De plus, les banques nigérianes présentes dans l’Union ne figurent pas parmi la liste des banques « jugées en situation grave », a relevé le gouverneur Philippe-Henri Tabley-Dacoury. Et le président de l’Association professionnelle des banques et établissements financiers du Burkina, Mamadi Napon d’ajouter : « c’est une information cruciale de dire que les banques nigérianes sont surveillées dans la mesure où des opérateurs économiques de notre zone font des transferts ou des dépôts dans ces banques. S’ils déposent leur argent dans des banques risquées, ils sortent perdants. Il était donc crucial d’informer nos opérateurs que les institutions bancaires au Nigéria sont surveillées et qu’en cas de dépôts risqués le gouvernement fédéral prendra ses responsabilités pour protéger les déposants. C’est une bonne disposition pour rassurer nos pays et les opérateurs économiques de la sérénité du secteur bancaire ». Par ailleurs, la BCN a rassuré qu’il n’aura pas de liquidation de banques. « Il y aura probablement des confusions », commente Mamadi Napon, président de l’APBEF.
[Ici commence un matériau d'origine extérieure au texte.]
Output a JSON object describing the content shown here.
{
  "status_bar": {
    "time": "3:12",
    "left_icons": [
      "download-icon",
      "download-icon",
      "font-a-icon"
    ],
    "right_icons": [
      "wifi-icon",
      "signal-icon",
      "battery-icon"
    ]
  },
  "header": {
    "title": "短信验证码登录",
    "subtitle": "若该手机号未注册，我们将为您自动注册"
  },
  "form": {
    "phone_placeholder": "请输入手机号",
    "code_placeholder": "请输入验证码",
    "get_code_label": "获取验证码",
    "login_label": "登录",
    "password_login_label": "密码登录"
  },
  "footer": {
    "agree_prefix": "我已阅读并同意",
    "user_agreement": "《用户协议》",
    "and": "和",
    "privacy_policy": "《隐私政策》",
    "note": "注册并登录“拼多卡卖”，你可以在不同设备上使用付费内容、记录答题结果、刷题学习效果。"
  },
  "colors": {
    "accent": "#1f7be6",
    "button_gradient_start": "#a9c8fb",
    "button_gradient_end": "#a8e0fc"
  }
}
Dans l’espace UEMOA, le secteur bancaire fait l’objet d’une supervision rigoureuse menée par la BCEAO au moyen de la commission bancaire. Cette surveillance repose sur un cadre harmonisé dont la conformité a été reconnue avec la quasi-totalité des vingt-cinq principes de Bâle élaborés par la communauté financière internationale. Dans la pratique, la supervision se fait à travers un contrôle régulier sur pièce et sur place dans les banques. En sus, il y a la loi bancaire qui précise le champ et les règles d’exercice de l’activité bancaire, la répartition des compétences entre les différents organes et l’échelle des sanctions infligées en cas d’infraction à la réglementation. Cette loi est complétée par un dispositif prudentiel et le règlement communautaire relatif aux relations financières extérieures des Etats de l’UEMOA.